Batti il cinque, l’internazionalizzazione funziona
Il lessico della fiction doppiata pullula di calchi impropri: è il caso dell’allocutivo signore, dall’inglese sir, transitato dai film di guerra o dai Western del grande schermo alle serie ospedaliere come ER, in cui gli specializzandi si rivolgano al primario chiamandolo signore e non, più credibilmente, professore. Così da Saranno Famosi alle serie giovanili americane di Italia1 i corsi sono definiti classi, secondo un uso tipico del mondo anglosassone, ma non dell’università italiana; o, ancora, capita di sentir dire manipolare al posto del più congruo fare il lavaggio del cervello, o “avere una visione di una persona” per avere un’immagine o una certa idea (italiano avere una visione evoca piuttosto le estasi mistiche).
Nel campo dei modi di dire e delle frasi idiomatiche l’apporto del modello inglese appare ancora più evidente. Abbondano strutture che magari sono facilmente comprensibili dal contesto, ma che riproducono troppo fedelmente modelli stranieri. Oltre agli ormai diffusissimi modi colloquiali fa’ la cosa giusta, non c’è problema, dammi un’altra chance o un’altra occasione, batti il cinque, essere al posto giusto al momento giusto, non ci posso credere, possiamo citare vere e proprie frasi proverbiali, come non è come andare in bicicletta, invece del nostrano non è semplice come bere un bicchier d’acqua; o l’ha imparato sulle ginocchia di sua madre per l’ha succhiato con il latte. Di particolare rilievo per la spinta convergente di doppiaggio della fiction e linguaggio dei quiz importati il caso di una domanda da un milione di dollari per una domanda impossibile. Sembra proprio che i parlanti italiani non accorgano di ricalcare il modello inglese quando dicono qual è il tuo nome? invece di come ti chiami?, qual è o dov’è il problema? per c’è qualcosa che non va?, o datemi ancora cinque minuti invece di mi serve più tempo. O ancora, ho una domanda, invece di devo chiederti una cosa, o pensi di poter fare questo per me? al posto di puoi farmi questo favore?; si rilassi, invece di stia calmo.
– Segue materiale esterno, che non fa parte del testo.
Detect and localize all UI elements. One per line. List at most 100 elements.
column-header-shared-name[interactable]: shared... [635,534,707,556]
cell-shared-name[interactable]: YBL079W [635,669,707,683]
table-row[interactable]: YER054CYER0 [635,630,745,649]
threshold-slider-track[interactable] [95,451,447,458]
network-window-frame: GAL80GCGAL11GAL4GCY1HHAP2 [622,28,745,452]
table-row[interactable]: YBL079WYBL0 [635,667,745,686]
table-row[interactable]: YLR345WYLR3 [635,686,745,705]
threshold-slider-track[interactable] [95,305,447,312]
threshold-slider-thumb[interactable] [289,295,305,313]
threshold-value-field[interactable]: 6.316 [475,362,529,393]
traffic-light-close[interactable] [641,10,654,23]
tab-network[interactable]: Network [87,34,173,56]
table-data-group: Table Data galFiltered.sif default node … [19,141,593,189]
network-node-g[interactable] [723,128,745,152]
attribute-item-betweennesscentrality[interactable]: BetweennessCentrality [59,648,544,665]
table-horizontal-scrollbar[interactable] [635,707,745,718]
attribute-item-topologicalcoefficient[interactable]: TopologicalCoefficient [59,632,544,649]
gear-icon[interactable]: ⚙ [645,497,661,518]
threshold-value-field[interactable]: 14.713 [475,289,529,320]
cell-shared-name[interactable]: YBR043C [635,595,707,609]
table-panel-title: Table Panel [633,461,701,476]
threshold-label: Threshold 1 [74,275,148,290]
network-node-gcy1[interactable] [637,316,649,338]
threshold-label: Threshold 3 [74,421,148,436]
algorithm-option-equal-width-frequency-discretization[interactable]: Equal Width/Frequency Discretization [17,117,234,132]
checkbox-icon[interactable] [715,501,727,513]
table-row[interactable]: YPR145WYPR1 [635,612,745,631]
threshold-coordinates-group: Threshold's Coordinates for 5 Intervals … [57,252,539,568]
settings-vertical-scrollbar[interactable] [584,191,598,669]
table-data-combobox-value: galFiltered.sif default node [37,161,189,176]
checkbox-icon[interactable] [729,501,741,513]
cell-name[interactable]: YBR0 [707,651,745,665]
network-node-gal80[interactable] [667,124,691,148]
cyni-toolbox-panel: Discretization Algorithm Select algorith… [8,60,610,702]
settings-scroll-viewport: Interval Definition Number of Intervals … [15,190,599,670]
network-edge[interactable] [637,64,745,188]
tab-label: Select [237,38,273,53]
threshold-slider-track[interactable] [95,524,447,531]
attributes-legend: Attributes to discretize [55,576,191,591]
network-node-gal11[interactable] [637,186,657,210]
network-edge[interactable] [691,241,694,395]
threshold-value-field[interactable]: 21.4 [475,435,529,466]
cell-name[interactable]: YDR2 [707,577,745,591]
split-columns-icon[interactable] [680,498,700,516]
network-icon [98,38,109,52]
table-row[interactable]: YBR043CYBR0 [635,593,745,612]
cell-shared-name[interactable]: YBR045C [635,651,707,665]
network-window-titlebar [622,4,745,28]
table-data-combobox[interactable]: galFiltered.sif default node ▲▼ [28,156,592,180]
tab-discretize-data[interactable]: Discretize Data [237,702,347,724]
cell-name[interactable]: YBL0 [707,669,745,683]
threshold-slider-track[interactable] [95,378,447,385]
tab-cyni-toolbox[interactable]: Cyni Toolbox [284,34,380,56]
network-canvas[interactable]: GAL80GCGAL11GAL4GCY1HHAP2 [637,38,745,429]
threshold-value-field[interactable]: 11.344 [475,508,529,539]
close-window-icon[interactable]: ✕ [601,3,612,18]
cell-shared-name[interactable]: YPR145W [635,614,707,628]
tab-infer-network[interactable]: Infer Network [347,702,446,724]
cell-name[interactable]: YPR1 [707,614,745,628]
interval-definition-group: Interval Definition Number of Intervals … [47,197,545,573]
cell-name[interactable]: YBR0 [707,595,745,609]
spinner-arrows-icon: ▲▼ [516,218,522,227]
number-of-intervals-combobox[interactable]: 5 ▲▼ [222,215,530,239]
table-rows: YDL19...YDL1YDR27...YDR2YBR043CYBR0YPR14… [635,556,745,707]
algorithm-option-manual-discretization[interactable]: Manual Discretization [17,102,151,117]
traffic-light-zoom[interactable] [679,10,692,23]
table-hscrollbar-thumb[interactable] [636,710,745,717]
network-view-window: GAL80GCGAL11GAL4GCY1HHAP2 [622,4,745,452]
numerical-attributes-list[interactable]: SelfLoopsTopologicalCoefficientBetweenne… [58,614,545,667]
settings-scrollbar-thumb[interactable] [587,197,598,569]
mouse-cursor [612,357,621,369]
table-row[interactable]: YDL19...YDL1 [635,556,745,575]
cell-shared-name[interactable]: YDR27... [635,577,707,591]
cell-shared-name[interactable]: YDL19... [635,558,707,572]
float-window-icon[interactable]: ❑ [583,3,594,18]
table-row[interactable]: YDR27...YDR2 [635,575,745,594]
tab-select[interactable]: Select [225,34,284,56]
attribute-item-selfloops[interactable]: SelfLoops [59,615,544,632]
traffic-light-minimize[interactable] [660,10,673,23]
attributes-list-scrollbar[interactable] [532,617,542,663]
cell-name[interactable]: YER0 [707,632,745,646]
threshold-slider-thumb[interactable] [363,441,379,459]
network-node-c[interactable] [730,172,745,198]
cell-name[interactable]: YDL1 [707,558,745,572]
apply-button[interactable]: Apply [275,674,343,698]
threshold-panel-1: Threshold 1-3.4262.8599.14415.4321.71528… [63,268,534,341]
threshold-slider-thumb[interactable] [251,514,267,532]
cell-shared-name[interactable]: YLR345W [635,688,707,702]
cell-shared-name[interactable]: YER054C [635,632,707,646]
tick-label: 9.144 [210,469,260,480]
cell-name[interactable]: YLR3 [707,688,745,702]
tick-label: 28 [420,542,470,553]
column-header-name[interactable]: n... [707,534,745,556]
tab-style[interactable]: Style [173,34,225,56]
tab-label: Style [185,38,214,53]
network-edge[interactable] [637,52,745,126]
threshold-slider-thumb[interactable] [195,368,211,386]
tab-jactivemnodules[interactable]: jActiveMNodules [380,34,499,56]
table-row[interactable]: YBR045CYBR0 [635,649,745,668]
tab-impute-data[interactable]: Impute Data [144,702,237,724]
Non è detto che interferenze fraseologiche di questo genere riescano a intaccare così a fondo il sistema da portare a quello che a volte è stato definito un “itangliano”. Piuttosto, se il processo di adattamento è ben controllato e governato, esse potrebbero persino avere un benefico effetto di rinnovamento sul patrimonio fraseologico italiano, cosicché anche il doppiaggio televisivo possa agire come fattore di arricchimento e di internazionalizzazione della nostra lingua.
*Daria Motta ha conseguito il dottorato di ricerca in Filologia moderna presso l’Università di Catania, dove collabora alla didattica ed è docente a contratto nell’ambito della Linguistica italiana. La tesi di dottorato, dal titolo Il tessuto linguistico di Vita dei campi tra grammatica e retorica, è in corso di pubblicazione. Ha inoltre pubblicato saggi sull’italiano settoriale contemporaneo, sull’italiano letterario ottocentesco e sulla lingua della comunicazione televisiva.